Think of analytical procedures as the auditor's version of a sanity check — before diving into detailed vouching, you step back and ask: does this data even make sense? That's the heart of SA 520.
SA 520 requires analytical procedures at two mandatory stages and permits them at a third. First, during risk assessment (planning stage) — here, you use them to understand the client's business and spot areas that need more attention. Second, at the overall review stage (near completion) — you check that the final financial statements are consistent with your understanding of the entity. These two are compulsory. Third, analytical procedures can optionally be used as substantive procedures (instead of, or alongside, detailed tests of transactions) — but only when they're more efficient and effective.
The standard identifies several types of analytical procedures: ratio analysis (gross profit ratio, current ratio), trend analysis (comparing this year's figures to last year's), reasonableness tests (estimating expected interest expense based on average loan balance × rate), and regression analysis (more advanced, rarely tested at Inter level). The key concept is expectation — you form an expectation of what a figure should be, compare it to what it is, and investigate any significant differences beyond a pre-set threshold of acceptable difference.

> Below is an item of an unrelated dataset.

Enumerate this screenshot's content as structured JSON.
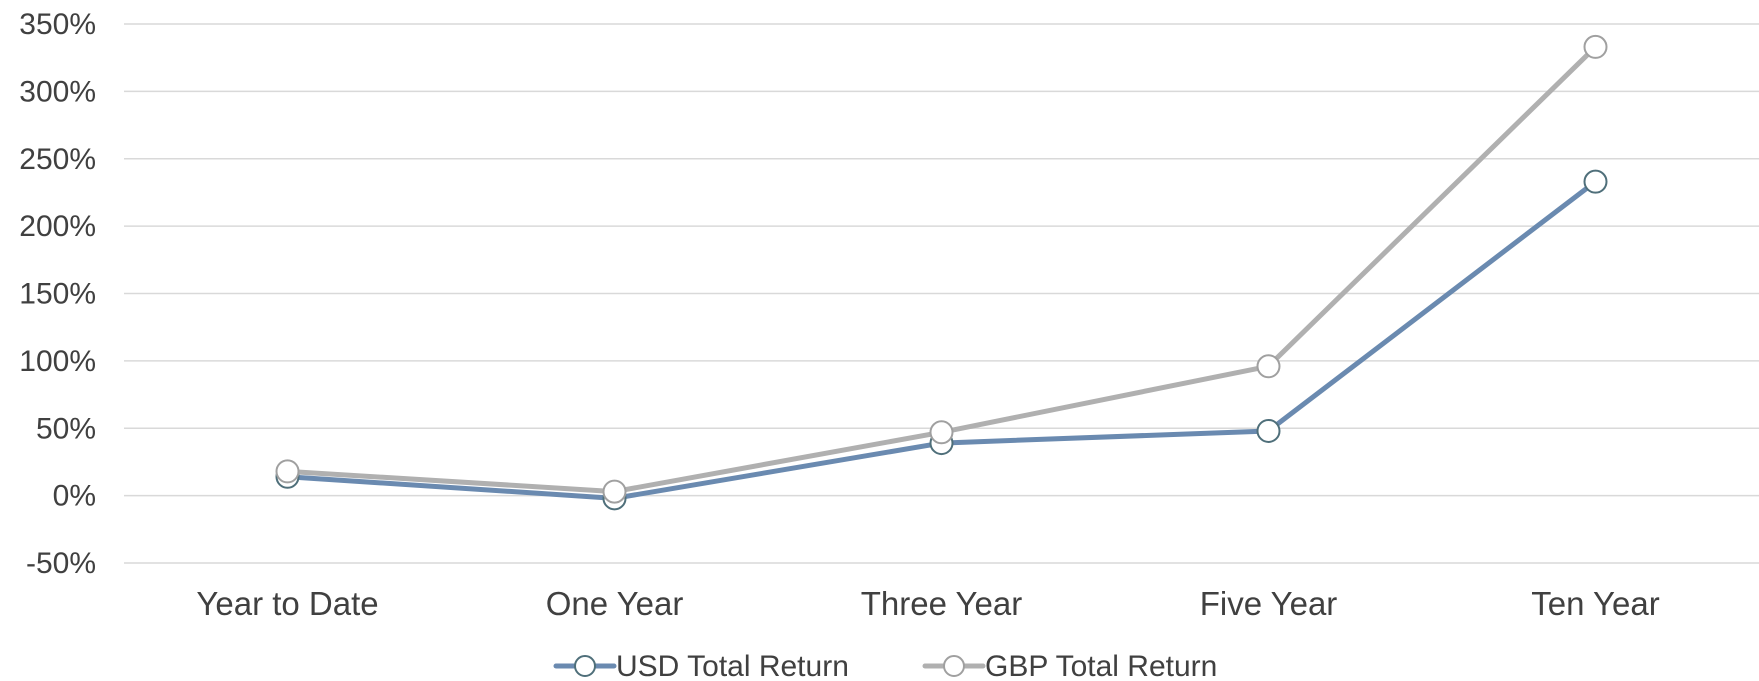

When using analytical procedures as substantive procedures, SA 520 says four things must be considered: (1) the suitability of the procedure for the assertion being tested, (2) the reliability of the data used, (3) whether the expectation is precise enough to detect a material misstatement, and (4) the acceptable amount of difference without investigation. If you find an unusual fluctuation and management's explanation is plausible, you still need corroborating audit evidence — you can't just accept what the client says. This is a favourite 4-mark exam question — 'What should an auditor do when analytical procedures reveal significant unexpected fluctuations?' Answer: obtain explanations, corroborate them with evidence, and if not satisfactorily explained, consider revision of risk assessment.